This lesion, though not so common as the mitral lesion, is of not infrequent occurrence in children and young adults as a sequence of acute rheumatic endocarditis. If it occurs later in life it generally is associated with aortic narrowing, and is a part of the general endarteritis and perhaps atheroma of the aorta. Sometimes it is caused by strenuous exertion apparently rupturing the valve.
This form of valvular disease frequently ends in sudden death. On the other hand, it is astonishing how active a person may be with this really terrible cardiac defect. This lesion, from the frequent overdistention of the left ventricle, is one which often causes pain. While the left ventricle enlarges enormously to overcome the extra distention due to the blood entering the ventricle from both directions, the muscle sooner or later becomes degenerated from poor coronary circulation. Unless the left ventricle can do its work well enough to maintain an adequate pressure of blood in the aorta, the coronary circulation is insufficient, and chronic myocarditis is the result. If the left ventricle has maintained this pressure for a long time, edemas are not common unless the cardiac weakness is serious and generally permanently serious: that is, slight weakness, in this lesion, does not give edemas as does slight loss of compensation in mitral disease, and unless the weakness of the ventricle is serious, the lungs are not much affected.
The physical sign of this lesion is the diastolic murmur, which is loudest of the base of the heart, is accentuated over the aortic orifice, and is transmitted up into the neck and the subclavians, and down over the heart and down the sternum with marked pulsation, of the arteries (Corrigan pulse) and often of some of the peripheral veins, notably of the arms and throat.
If the left ventricle becomes dilated the mitral valve may become insufficient, when the usual lung symptoms occur, with hypertrophy of the right ventricle; and if it fails, the usual venous symptoms of loss of compensation follow. This lesion not infrequently causes epistaxis, hemoptysis and hematemesis.
Digitalis is always of value in these cases, but it should not be pushed. If a heart is slowed too much, the regurgitation into the left ventricle is increased. Therefore such hearts should not be slowed to less than eighty beats per minute, or sudden anemia of the brain and sudden death may occur. These patients must not do hard work.
TRICUSPID INSUFFICIENCY
This rarely, if ever, occurs alone; it is generally a sequence of other valvular defects, and represents an overworked, dilated right ventricle. It may, however, occur from lesions of the lungs which impede the blood flow through them. Such are fibroid changes in the lungs, emphysema, prolonged chronic bronchitis, the last stages of pulmonary tuberculosis, old neglected pleurisies with cirrhosis or fibrosis of the lung, and repeated attacks of asthma—anything, whether valvular defect or pulmonary circulatory disturbance, which increases the pressure ahead and the work of this ventricle.

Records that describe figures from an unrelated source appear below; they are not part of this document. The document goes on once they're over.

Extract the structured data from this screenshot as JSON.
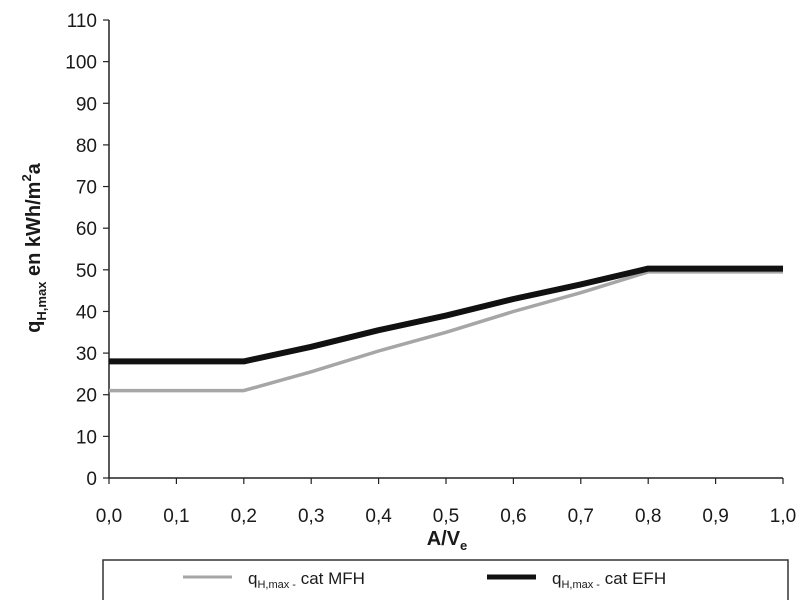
{
  "chart_data": {
    "type": "line",
    "x": [
      0.0,
      0.1,
      0.2,
      0.3,
      0.4,
      0.5,
      0.6,
      0.7,
      0.8,
      0.9,
      1.0
    ],
    "xtick_labels": [
      "0,0",
      "0,1",
      "0,2",
      "0,3",
      "0,4",
      "0,5",
      "0,6",
      "0,7",
      "0,8",
      "0,9",
      "1,0"
    ],
    "yticks": [
      0,
      10,
      20,
      30,
      40,
      50,
      60,
      70,
      80,
      90,
      100,
      110
    ],
    "xlim": [
      0,
      1.0
    ],
    "ylim": [
      0,
      110
    ],
    "xlabel": {
      "main": "A/V",
      "sub": "e"
    },
    "ylabel": {
      "main": "q",
      "sub": "H,max",
      "rest": " en kWh/m",
      "sup": "2",
      "end": "a"
    },
    "grid": false,
    "legend_position": "bottom",
    "series": [
      {
        "legend_main": "q",
        "legend_sub": "H,max -",
        "legend_rest": " cat MFH",
        "color": "#a6a6a6",
        "values": [
          21,
          21,
          21,
          25.5,
          30.5,
          35,
          40,
          44.5,
          49.5,
          49.5,
          49.5
        ]
      },
      {
        "legend_main": "q",
        "legend_sub": "H,max -",
        "legend_rest": " cat EFH",
        "color": "#111111",
        "values": [
          28,
          28,
          28,
          31.5,
          35.5,
          39,
          43,
          46.5,
          50.3,
          50.3,
          50.3
        ]
      }
    ]
  }
}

The symptoms are those of loss of compensation as described under other valvular lesions. There may be jugular pulsation, especially evident in the external jugular on the left side. The liver enlarges and may pulsate. There are edemas, dropsies, ascites and perhaps hemorrhages. The heart is enlarged and there is a soft systolic blow heard at the lower end of the sternum. The dyspnea is sometimes very great, and cyanosis may be present, especially during paroxysms of coughing.

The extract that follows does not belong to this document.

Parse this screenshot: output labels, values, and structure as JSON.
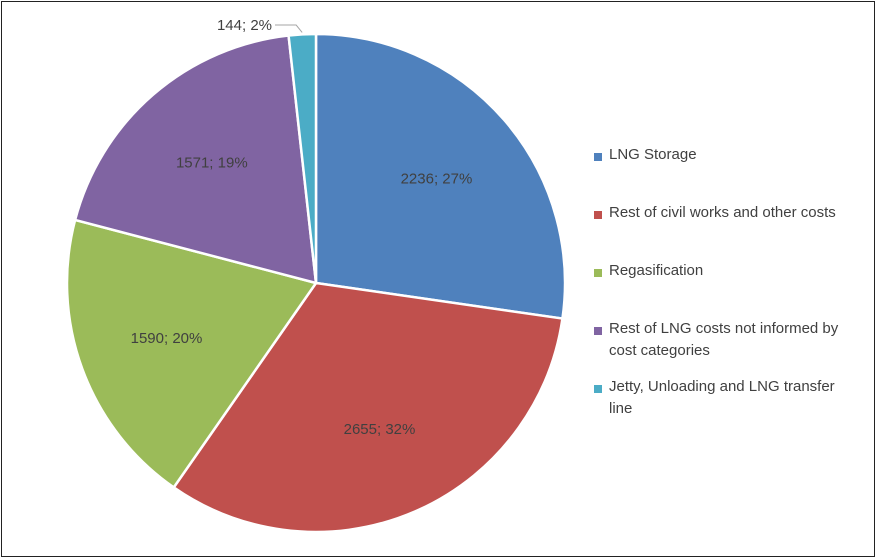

This lesion of the heart is always benefited by digitalis, but the continuance of the improvement and its amount depend, of course, on the cause of the dilatation of the ventricle. Strychnin is often of advantage. These patients should rarely receive vasodilators, and hot baths, overheating, overloading the stomach and vigorous purging should never be allowed. Sometimes improvement will not take place until ascitic or pleuritic fluid, if present, has been removed.